'The Facts of Life': Black Box Recorder

by Philip Brasor

Artists who harbor ambitions that outstrip their talent often try to pre-empt accusations of pretentiousness by hiding behind surface ironies. Luke Haines called his first rock band the Auteurs, thus placing quotation marks around whatever they produced, which was mostly literary-minded rock descended from the Bowie-Reed school of decadent narcissism.

The Auteurs’ success was limited by a failure to get specific. Each of the group’s albums took off on a different musical tangent, so if you liked one of them you may not have liked any of the others. Haines has since narrowed his priorities, first with a solo project, Baader-Meinhof, and now with Black Box Recorder, whose second album, “The Facts of Life,” has given him his first top-20 single.

Sarah Nixey, a former mime, provides the kind of cold, singsongy vocals that Haines himself has never been able to pull off. It’s a special blessing, since Haines, like Richard Thompson and Ben Watt, turns out to be the kind of writer who does his best work for a female POV, though I suppose some of the credit should go to Haines’ co-writer, John Moore, formerly of the Jesus and Mary Chain.

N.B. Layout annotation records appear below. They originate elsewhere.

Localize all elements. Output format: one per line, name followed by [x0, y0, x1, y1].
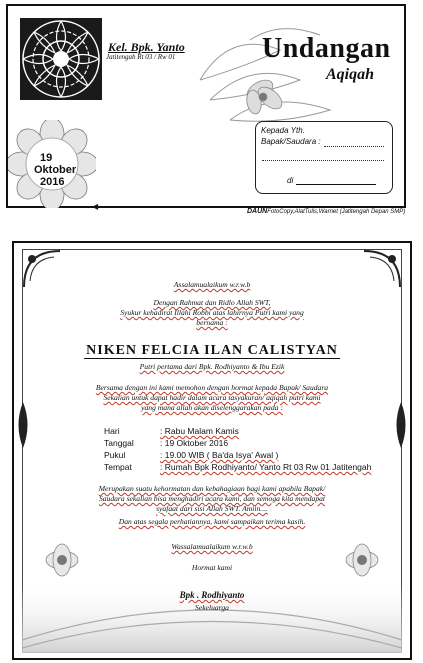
brand-info: FotoCopy,AlatTulis,Warnet (Jatitengah Depan SMP)	[267, 209, 406, 215]
signatory-name: Bpk . Rodhiyanto	[179, 590, 245, 600]
brand-name: DAUN	[247, 208, 268, 215]
date-day: 19	[40, 152, 53, 164]
detail-value-tanggal: : 19 Oktober 2016	[160, 438, 229, 448]
date-month: Oktober	[34, 164, 77, 176]
sender-address: Jatitengah Rt 03 / Rw 01	[106, 53, 176, 61]
address-dotted-line	[262, 160, 384, 161]
date-year: 2016	[40, 176, 65, 188]
intro-line: bernama :	[196, 318, 228, 327]
intro-line: Dengan Rahmat dan Ridlo Allah SWT,	[153, 298, 271, 307]
address-recipient-label: Bapak/Saudara :	[261, 137, 321, 146]
child-name-text: NIKEN FELCIA ILAN CALISTYAN	[86, 343, 338, 358]
detail-value-pukul: : 19.00 WIB ( Ba'da Isya' Awal )	[160, 450, 279, 460]
intro-line: Syukur kehadirat Illahi Robbi atas lahirnya Putri kami yang	[120, 308, 304, 317]
detail-key-tempat: Tempat	[104, 462, 132, 472]
salam-opening: Assalamualaikum w.r.w.b	[173, 280, 251, 289]
arrow-left-icon: ◀	[92, 202, 99, 211]
closing-line: syafaat dari sisi Allah SWT. Amiin....	[156, 504, 268, 513]
signatory-family: Sekeluarga	[195, 603, 229, 612]
address-dotted-line	[324, 146, 384, 147]
footer-brand	[247, 208, 405, 215]
title-sub: Aqiqah	[326, 66, 375, 83]
invitation-line: Bersama dengan ini kami memohon dengan hormat kepada Bapak/ Saudara	[95, 383, 329, 392]
regards-label: Hormat kami	[191, 563, 233, 572]
invitation-line: Sekalian untuk dapat hadir dalam acara tasyakuran/ aqiqah putri kami	[103, 393, 321, 402]
closing-line: Dan atas segala perhatiannya, kami sampaikan terima kasih.	[118, 517, 306, 526]
address-di-label: di	[287, 176, 294, 185]
title-main: Undangan	[262, 33, 391, 64]
detail-value-tempat: : Rumah Bpk Rodhiyanto/ Yanto Rt 03 Rw 01 Jatitengah	[160, 462, 372, 472]
invitation-line: yang mana allah akan diselenggarakan pada :	[141, 403, 283, 412]
salam-closing: Wassalamualaikum w.r.w.b	[171, 542, 253, 551]
mandala-ornament	[20, 18, 102, 100]
arrow-line	[96, 206, 239, 207]
address-di-line	[296, 184, 376, 185]
closing-line: Saudara sekalian bisa menghadiri acara kami, dan semoga kita mendapat	[98, 494, 326, 503]
detail-value-hari: : Rabu Malam Kamis	[160, 426, 239, 436]
detail-key-tanggal: Tanggal	[104, 438, 134, 448]
bottom-floral-decoration	[22, 520, 402, 653]
child-parents: Putri pertama dari Bpk. Rodhiyanto & Ibu Ezik	[139, 362, 285, 371]
closing-line: Merupakan suatu kehormatan dan kebahagiaan bagi kami apabila Bapak/	[98, 484, 326, 493]
address-greeting: Kepada Yth.	[261, 126, 305, 135]
detail-key-pukul: Pukul	[104, 450, 126, 460]
child-name	[22, 343, 402, 359]
sender-name: Kel. Bpk. Yanto	[108, 40, 185, 54]
detail-key-hari: Hari	[104, 426, 120, 436]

Relaxed in a hip, loungey way and featuring the kind of spooky guitars that made Angelo Badalamenti David Lynch’s friend forever, “The Facts of Life” skates close to pastiche but succeeds on the strength of solid songcraft. Chipper verses give way to dark choruses or vice versa. The joys of middle-class comfort are simultaneously celebrated and undermined. Sex is a big part of every song, but despite Nixey’s detached, almost superior air, the message that comes through is that one should never envy other people’s romantic lives. “You’re getting ideas,” she sings breathily to an adolescent on the title cut, “and when you sleep at night, they develop into sweet dreams.” Artists do it in their heads.